Podemos recuar um pouquinho no tempo e voltar para 2016, quando o Dicionário Oxford elegeu o termo “post truth” (pós-verdade) como palavra do ano. Assim definida: relativa a ou denotando circunstâncias em que os fatos objetivos são menos influentes na formação da opinião pública do que os apelos à emoção e à crença pessoal. Um ano depois, o Real dicionário da língua espanhola definiu como distorção deliberada de uma realidade, que manipula crenças e emoções para influenciar a opinião pública e as atitudes sociais.

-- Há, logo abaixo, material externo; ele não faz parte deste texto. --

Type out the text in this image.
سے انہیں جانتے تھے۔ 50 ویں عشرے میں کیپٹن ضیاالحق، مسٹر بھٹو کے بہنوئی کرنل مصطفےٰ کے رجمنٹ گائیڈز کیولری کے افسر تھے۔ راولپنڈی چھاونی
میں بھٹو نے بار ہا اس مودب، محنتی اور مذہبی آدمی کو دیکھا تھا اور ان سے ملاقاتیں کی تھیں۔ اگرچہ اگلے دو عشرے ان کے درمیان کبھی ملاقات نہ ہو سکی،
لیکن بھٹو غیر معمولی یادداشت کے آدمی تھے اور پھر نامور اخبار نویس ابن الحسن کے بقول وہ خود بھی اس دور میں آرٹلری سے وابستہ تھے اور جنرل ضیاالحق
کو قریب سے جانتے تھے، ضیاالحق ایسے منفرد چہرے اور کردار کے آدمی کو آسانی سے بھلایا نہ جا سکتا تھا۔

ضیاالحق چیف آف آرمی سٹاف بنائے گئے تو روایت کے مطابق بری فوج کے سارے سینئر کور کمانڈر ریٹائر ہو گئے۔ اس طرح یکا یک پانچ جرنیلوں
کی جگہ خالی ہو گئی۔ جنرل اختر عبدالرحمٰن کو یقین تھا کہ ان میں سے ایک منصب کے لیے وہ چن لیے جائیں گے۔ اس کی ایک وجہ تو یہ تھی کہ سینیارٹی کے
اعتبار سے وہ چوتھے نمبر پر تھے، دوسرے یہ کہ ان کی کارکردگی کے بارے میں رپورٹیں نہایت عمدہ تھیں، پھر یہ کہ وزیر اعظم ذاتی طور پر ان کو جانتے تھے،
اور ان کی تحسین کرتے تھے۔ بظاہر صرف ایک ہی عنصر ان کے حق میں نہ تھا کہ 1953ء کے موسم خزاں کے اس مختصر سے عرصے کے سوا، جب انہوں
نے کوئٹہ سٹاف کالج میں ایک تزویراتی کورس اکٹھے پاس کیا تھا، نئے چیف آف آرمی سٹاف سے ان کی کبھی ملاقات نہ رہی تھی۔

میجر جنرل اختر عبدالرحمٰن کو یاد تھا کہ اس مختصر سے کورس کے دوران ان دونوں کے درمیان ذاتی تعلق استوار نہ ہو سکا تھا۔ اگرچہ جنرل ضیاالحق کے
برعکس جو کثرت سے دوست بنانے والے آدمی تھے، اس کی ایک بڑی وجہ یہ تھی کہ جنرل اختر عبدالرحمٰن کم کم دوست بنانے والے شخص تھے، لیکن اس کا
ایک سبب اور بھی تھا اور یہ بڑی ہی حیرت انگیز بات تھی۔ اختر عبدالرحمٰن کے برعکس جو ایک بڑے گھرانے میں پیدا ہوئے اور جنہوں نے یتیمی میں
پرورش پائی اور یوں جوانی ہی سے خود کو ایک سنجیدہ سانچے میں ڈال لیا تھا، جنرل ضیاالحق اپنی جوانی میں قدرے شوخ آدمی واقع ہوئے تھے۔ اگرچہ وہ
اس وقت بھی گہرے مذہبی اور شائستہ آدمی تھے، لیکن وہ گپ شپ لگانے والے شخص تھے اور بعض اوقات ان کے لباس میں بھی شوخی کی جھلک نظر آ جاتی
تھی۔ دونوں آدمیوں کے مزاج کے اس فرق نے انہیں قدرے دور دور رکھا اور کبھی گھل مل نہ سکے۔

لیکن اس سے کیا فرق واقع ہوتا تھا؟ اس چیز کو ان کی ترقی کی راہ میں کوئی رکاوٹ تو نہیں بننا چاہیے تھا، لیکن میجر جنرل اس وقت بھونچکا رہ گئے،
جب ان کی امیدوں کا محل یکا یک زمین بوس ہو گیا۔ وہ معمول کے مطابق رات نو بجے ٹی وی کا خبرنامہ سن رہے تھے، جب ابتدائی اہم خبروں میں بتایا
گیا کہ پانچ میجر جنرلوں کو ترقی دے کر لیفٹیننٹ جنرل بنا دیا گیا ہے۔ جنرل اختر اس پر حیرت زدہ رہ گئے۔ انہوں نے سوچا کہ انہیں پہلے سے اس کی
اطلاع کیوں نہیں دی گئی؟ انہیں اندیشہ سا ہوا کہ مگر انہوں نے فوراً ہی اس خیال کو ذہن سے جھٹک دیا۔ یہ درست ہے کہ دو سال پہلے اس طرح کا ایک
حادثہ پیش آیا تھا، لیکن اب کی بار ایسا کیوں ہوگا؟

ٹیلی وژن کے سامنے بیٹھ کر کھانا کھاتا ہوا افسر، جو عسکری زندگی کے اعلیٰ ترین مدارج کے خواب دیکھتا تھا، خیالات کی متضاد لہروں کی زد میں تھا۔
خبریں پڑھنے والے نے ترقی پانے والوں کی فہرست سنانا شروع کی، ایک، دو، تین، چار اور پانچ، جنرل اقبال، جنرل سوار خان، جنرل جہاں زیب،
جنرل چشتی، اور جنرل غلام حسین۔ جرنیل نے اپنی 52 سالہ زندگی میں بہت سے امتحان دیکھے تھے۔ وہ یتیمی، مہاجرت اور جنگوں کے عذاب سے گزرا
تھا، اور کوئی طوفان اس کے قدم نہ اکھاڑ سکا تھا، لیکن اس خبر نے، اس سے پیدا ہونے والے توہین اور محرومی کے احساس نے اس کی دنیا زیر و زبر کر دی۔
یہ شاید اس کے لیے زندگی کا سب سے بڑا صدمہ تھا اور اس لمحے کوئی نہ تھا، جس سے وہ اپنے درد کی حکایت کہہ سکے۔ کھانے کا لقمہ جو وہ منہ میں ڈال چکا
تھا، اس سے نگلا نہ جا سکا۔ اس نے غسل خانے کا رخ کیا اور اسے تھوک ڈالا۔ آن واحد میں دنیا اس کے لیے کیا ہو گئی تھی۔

De lá para cá a extrema direita exibiu extrema habilidade em explorar essa tendência da pós-verdade. Em parte, porque a mentira costuma ser mais simples, mais barata e menos dolorosa. Sim, produzir verdade custa caro, exige pensamento mais complexo e pode ser frustrante. Quanto mais medo e bizarrice, mais cliques, mais negócios, mais dinheiro, mais poder.
Os que se dedicaram a denunciar e tentar conter a desinformação, estão com a sensação de enxugar gelo. A forma de operar influência nas grandes vitrines digitais, onde poucos são os donos dos holofotes, mudou. O que fazer?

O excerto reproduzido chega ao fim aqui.